Se você quiser uma análise completa dos dados, a página da partida no Sofascore tem todos os lances e oportunidades registrados, e o hub da Premier League contextualiza esse resultado dentro da rodada.
Como foi o jogo no Villa Park
Após um primeiro tempo equilibrado, em que o Villa teve leve vantagem em posse de bola e xG, o Forest aplicou o primeiro golpe logo após o reinício. Aos 46 minutos, Murillo interceptou e lançou Delap, que finalizou rasteiro no canto oposto para fazer 0-1. O Villa respondeu em jogada de bola parada aos 74 minutos, quando John McGinn cobrou escanteio preciso e Alysson cabeceou para dentro, junto à trave. Com o Villa Park buscando a vitória no final, foi o Forest quem encontrou o momento decisivo.
Pelo lado direito, os visitantes construíram bem o gol aos 88 minutos. Daniel Muñoz e Morgan Gibbs-White participaram da jogada antes de o capitão acionar Igor Jesus com um passe curto; o atacante finalizou de direita, rasteiro no canto esquerdo do gol. O árbitro Andy Madley comandou um segundo tempo agitado, com vários cartões à medida que o ritmo aumentou. O Forest então administrou bem os minutos finais, utilizando jogadores descansados e afastando o perigo para assegurar a vitória.
Estatísticas que favoreceram o Forest
O Forest criou mais e finalizou mais vezes, e esse volume acabou aparecendo no placar.
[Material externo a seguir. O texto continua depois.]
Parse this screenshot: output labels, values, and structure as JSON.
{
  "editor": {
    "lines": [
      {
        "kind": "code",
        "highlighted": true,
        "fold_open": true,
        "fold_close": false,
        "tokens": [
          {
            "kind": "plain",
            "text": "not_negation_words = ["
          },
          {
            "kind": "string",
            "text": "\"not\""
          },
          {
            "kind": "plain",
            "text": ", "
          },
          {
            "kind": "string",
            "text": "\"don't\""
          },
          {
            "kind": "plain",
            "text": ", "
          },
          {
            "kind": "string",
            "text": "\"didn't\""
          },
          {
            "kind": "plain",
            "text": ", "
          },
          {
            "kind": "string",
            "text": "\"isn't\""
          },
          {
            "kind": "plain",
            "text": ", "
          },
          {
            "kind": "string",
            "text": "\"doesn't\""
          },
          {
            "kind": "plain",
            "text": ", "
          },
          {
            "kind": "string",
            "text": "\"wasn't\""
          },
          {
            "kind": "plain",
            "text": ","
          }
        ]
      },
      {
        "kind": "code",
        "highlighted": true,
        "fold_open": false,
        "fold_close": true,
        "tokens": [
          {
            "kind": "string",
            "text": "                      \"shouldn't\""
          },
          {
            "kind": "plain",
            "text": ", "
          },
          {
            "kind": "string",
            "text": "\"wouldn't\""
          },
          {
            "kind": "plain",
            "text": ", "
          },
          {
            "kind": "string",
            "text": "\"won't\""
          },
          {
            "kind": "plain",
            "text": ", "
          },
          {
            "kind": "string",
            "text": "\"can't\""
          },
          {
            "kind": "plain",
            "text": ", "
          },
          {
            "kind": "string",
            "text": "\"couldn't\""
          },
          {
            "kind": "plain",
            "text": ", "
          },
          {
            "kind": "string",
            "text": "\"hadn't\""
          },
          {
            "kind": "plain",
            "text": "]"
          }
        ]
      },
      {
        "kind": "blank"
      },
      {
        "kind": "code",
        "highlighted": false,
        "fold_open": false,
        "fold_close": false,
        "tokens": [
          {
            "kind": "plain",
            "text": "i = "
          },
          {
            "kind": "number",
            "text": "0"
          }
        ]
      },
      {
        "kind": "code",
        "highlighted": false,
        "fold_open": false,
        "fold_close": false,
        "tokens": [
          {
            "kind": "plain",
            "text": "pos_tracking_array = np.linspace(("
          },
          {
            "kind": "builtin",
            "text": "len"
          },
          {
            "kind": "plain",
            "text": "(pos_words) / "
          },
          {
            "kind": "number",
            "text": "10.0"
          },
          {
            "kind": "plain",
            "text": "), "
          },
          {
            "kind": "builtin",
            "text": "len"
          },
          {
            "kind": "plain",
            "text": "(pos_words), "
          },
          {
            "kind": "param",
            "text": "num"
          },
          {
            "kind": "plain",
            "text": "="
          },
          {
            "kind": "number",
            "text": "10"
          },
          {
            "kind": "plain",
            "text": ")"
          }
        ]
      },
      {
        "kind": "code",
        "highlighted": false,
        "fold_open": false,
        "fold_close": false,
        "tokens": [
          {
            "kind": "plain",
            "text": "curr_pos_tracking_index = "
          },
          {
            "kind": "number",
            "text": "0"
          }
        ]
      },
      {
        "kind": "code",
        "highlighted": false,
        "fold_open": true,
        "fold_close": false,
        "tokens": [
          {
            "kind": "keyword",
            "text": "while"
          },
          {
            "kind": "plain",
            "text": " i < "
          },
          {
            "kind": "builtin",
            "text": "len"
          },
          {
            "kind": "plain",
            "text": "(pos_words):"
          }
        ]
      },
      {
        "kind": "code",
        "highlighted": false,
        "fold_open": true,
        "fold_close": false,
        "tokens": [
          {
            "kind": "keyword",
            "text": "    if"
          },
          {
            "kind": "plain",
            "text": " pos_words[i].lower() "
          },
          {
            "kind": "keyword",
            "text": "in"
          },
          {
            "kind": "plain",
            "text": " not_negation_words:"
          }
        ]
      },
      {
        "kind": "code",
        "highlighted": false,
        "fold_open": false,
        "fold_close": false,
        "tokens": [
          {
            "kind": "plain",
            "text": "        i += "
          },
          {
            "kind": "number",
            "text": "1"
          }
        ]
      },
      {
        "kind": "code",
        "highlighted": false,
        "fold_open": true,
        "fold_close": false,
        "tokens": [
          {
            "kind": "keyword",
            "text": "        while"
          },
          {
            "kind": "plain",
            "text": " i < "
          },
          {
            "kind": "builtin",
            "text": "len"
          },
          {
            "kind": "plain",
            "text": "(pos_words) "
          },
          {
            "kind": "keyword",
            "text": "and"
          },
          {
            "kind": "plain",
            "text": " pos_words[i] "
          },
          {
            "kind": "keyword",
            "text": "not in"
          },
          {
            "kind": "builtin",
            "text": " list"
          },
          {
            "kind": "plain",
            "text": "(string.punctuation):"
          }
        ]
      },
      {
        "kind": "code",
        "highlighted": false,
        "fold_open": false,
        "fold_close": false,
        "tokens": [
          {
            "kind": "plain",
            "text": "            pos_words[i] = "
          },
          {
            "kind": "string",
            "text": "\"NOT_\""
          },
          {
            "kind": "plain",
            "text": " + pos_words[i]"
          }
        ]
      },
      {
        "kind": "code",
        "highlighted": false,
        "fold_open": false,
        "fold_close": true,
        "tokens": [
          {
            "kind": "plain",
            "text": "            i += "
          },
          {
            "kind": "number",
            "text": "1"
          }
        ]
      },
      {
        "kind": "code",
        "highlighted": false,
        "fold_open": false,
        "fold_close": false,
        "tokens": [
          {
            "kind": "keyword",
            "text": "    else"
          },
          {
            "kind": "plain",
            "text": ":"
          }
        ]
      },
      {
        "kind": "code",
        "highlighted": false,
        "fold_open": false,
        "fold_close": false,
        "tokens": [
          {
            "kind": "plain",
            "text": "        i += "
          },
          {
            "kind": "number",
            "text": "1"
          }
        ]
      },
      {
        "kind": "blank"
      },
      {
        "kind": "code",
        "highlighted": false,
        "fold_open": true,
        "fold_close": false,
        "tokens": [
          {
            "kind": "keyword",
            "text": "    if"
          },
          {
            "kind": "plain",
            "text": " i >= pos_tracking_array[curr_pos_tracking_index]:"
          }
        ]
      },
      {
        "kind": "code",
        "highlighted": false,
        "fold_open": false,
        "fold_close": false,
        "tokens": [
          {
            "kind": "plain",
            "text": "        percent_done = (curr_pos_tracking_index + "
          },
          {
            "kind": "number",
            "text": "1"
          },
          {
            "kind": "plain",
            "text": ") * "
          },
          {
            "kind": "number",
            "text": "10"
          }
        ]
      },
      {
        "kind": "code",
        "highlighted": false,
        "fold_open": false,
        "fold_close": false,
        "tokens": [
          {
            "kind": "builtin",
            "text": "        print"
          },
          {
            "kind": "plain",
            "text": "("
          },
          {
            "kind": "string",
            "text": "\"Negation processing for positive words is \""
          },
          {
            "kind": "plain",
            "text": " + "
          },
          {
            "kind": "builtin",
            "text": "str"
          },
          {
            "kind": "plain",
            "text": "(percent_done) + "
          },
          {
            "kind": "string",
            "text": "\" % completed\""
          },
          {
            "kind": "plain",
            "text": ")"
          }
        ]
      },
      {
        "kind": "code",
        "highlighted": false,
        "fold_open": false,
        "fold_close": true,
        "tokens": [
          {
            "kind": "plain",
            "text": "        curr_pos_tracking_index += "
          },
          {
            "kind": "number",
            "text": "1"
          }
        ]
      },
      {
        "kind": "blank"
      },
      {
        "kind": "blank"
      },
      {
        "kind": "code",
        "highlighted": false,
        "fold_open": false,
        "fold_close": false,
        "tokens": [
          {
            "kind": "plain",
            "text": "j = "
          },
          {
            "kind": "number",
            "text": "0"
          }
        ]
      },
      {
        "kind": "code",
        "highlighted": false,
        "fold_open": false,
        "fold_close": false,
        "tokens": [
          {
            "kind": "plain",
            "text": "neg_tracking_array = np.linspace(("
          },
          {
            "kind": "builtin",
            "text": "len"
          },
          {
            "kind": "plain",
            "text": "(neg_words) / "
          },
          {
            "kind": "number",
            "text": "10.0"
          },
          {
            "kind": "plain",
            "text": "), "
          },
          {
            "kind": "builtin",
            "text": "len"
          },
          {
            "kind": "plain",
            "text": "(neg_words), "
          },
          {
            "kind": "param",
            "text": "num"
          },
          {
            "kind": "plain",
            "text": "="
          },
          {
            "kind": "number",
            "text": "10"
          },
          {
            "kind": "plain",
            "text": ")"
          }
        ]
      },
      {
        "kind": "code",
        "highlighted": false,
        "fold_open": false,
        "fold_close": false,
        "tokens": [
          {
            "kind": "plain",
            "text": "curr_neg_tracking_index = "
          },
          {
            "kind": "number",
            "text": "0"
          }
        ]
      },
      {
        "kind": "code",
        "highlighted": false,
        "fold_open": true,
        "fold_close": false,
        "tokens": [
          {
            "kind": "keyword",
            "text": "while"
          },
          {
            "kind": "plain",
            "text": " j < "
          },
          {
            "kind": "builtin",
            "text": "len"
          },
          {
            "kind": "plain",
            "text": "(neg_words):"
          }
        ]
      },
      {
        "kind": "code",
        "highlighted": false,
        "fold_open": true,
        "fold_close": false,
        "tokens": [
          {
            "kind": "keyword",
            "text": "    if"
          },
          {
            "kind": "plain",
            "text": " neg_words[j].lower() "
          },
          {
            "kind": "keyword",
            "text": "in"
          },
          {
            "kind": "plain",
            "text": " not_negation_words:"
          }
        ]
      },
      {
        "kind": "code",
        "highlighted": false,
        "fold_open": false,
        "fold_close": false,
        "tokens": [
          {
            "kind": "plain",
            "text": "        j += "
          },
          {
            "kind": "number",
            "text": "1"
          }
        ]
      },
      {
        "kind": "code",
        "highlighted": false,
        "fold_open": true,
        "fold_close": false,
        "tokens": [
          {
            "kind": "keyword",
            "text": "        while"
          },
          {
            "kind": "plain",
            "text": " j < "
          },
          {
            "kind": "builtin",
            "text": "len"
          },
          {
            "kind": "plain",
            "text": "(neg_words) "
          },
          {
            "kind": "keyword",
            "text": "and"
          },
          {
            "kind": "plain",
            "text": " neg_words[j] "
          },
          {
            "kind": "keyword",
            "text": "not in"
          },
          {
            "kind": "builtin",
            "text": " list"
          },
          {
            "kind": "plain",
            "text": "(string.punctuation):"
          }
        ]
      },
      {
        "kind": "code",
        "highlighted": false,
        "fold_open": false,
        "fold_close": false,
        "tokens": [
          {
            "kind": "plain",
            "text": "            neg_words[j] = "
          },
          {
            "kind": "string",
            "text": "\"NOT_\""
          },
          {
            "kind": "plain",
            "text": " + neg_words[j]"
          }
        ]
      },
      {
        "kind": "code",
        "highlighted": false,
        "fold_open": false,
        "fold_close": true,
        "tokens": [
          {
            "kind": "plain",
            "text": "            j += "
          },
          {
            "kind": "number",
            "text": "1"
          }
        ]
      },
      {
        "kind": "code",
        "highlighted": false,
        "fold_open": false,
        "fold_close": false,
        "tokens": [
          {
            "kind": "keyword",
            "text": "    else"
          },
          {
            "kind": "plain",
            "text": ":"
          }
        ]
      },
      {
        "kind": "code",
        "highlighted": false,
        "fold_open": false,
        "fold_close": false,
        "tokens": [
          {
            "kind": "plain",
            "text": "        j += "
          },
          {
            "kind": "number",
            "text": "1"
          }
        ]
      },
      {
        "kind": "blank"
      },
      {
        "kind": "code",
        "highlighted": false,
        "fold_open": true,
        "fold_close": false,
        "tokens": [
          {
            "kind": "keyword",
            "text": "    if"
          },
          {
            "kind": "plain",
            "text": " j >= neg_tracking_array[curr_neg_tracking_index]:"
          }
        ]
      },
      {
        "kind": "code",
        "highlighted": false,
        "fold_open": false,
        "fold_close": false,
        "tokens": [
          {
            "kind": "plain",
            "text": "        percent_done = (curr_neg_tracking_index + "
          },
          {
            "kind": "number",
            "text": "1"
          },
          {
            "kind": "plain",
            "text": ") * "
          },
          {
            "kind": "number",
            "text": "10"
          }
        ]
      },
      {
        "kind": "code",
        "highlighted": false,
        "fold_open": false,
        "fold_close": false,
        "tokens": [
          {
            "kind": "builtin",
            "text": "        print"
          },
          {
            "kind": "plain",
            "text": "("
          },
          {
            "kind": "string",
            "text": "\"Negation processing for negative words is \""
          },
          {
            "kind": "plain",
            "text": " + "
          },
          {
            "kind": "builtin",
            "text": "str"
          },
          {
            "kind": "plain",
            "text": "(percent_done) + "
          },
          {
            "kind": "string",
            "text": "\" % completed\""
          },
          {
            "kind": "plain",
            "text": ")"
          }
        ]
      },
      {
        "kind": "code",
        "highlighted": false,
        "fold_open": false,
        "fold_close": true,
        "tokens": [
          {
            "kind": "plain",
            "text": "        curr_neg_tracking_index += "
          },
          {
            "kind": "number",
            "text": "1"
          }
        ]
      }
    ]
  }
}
Os visitantes arriscaram 22 chutes contra 7 do Villa e lideraram o xG por 1,92 a 0,82. Foram especialmente produtivos no segundo tempo, superando o Villa em finalizações por 17 a 3 e com xG de 1,61 a 0,18. O domínio veio também pelo território, com o Forest anotando 32 toques na área contra 18 do Villa.
A qualidade nos cruzamentos também fez diferença. O Forest completou 9 de 15, com 60 por cento de acerto, enquanto o Villa acertou 3 de 15, apenas 20 por cento. Os visitantes também progrediram melhor a bola nos momentos decisivos, acertando 86 de 105 passes no terço final (82 por cento), contra 80 de 125 do Villa (64 por cento). Correram mais – 115,6 km ante 108,7 km –, deram mais sprints (115 a 97) e tiveram 65 por cento de sucesso nos desarmes, contra 41 por cento do Villa. Mesmo com menos posse geral, o Forest foi mais eficiente em suas ações.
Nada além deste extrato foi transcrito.